The notification, however, removed the floor of Rs 2,300 per tonne on the minimum fixed cost for urea units and thus also the maximum contribution urea units could earn on production beyond the reassessed capacity, the Icra report stated.
“The revision in the energy norms and the removal of the floor on the minimum fixed cost for urea units will result in the moderation of profitability for the urea units going forward.
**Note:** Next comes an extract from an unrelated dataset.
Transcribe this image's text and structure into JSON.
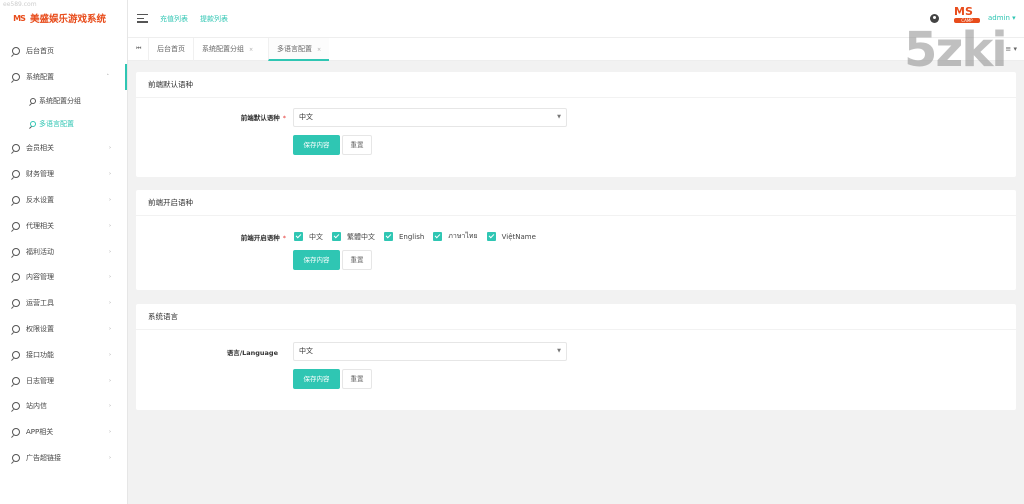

With the industry already reeling under weak profitability driven by under-recoveries on account of fixed costs and elevated working capital borrowings due to subsidy delays, the further dent on profitability will be a credit negative for the urea players,” Icra Senior Analyst Varun Gogia said.
The fertiliser industry, however, has been witnessing robust growth in sales volumes in FY2021, driven by expectation of a normal monsoon and possible early buying by farmers to hedge against difficulty in procuring fertilisers due to social distancing norms and lockdown restrictions, the report stated.
The sales of urea, DAP/NPK complexes and MOP witnessed a growth of 15 per cent year-on-year, 37 per cent and 11 per cent, respectively in the first quarter of FY2021, Icra report said.
The subsidy delays, however, continue to affect the industry given the restrictions by the finance ministry on release of subsidy amounts through a graded mechanism, it said.
As a result, the working capital borrowings of the companies are expected to witness a rise in the second quarter of FY2021, the report added.